Wie würden Sie am Sonntag wählen?
Aus der Antwort ihrer Musterwähler können Demoskopen eigentlich keine Schlüsse ziehen. Trotzdem stimmen die Prognosen oft.
Warum?

Hellsehen wäre billiger

Von Wolfgang Blum

Im Superwahljahr 1994 haben nicht nur Wahlkampfmanager und PR-Strategen dicke Auftragsbücher, sondern auch die Meinungsforscher. Woche für Woche füttern sie die Medien mit neuen Graphiken. Jedesmal stoßen sie bei ihren Hochrechnungen auf irgendeinen Trend, den die Journalisten dann genüßlich ausschlachten. Doch wie verläßlich sind die Zahlen? Können die Institute mit der berühmten Sonntagsfrage (Wie würden Sie wählen, wenn am nächsten Sonntag Bundestagswahl wäre?) herausfinden, wer am Wahltag der strahlende Sieger sein wird?

"Wahlvorhersagen sind der reine Schwindel", meint Fritz Ulmer. Der Mathematikprofessor an der Universität Wuppertal hält die Prognosen für "ein wissenschaftlich verbrämtes Orakel der Neuzeit".

Bei Umfragen stützen sich die Demoskopen auf einen repräsentativen Querschnitt der Bevölkerung. Aber wie kommt dieser Querschnitt zustande? 1000 oder 2000 Personen zu ermitteln, die ein Spiegelbild der rund 60 Millionen Wahlberechtigten darstellen, ist mathematisch unmöglich. Dazu spielen zu viele Faktoren und deren Kombinationsmöglichkeiten eine Rolle: Alter, Geschlecht, Einkommen, Religion, Bildung, Wohnort, Beruf. Die Institute bemühen sich daher gar nicht erst, ihre Probewähler nach irgendwelchen Kriterien auszusuchen. Sie losen einfach aus, wen sie befragen, und nennen das Ergebnis einen "repräsentativen Querschnitt".

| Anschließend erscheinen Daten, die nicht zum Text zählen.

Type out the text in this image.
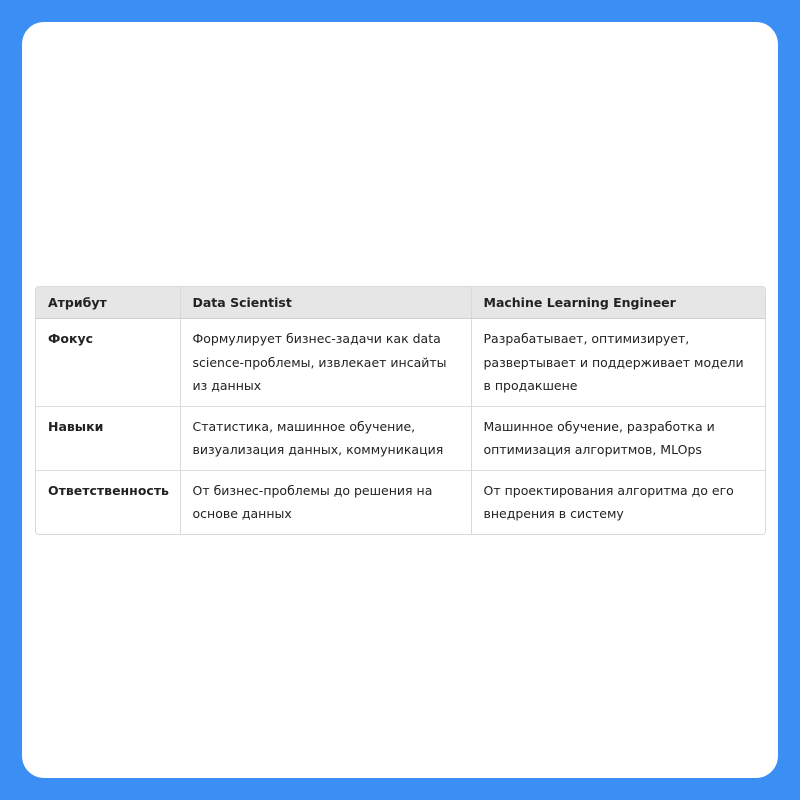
Атрибут	Data Scientist	Machine Learning Engineer
Фокус	Формулирует бизнес-задачи как data science-проблемы, извлекает инсайты из данных	Разрабатывает, оптимизирует, развертывает и поддерживает модели в продакшене
Навыки	Статистика, машинное обучение, визуализация данных, коммуникация	Машинное обучение, разработка и оптимизация алгоритмов, MLOps
Ответственность	От бизнес-проблемы до решения на основе данных	От проектирования алгоритма до его внедрения в систему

Bei diesem Lotterieverfahren kann natürlich Kurioses herauskommen, etwa hundert Prozent FDP-Wähler. Doch solche Ausreißer sind extrem unwahrscheinlich. Daß die im Losverfahren Erkorenen genauso abstimmen wie das gesamte Wahlvolk, ist indes ebenfalls ein seltener Zufall. Um klare Aussagen treffen zu können, bestimmen Statistiker daher sogenannte Vertrauensintervalle, in denen sich die gesuchten Größen mit hoher Wahrscheinlichkeit bewegen. Ein Beispiel: Eine Umfrage unter 1000 West- und 1000 Ostdeutschen ergibt für die CDU/CSU 40, für die SPD 40, für die FDP 9 und für Bündnis 90/Die Grünen 7 Prozent. Um eine zu 95 Prozent richtige Vorhersage zu treffen, sind bei den großen Parteien Schwankungen um plus oder minus 4 Prozent einzukalkulieren, bei den kleinen plus/minus 2,5 Prozent. Die Demoskopen müßten daher schreiben : 36 bis 44 Prozent der Wähler sind für die Union, 36 bis 44 für die Sozialdemokraten, 6,5 bis 11,5 für die Liberalen und 4,5 bis 9,5 für die Grünen; Irrtumswahrscheinlichkeit 5 Prozent. Aber wen interessiert schon eine Prognose, die derart ungenau ist? Dabei fangen diese Spannweiten von fünf bis acht Prozent nur den "Lotterieschaden" auf, der durch die zufällige Auswahl der Befragten entsteht. In den Hochrechnungen schlummern noch andere Unwägbarkeiten, die die Fehlermarge vergrößern.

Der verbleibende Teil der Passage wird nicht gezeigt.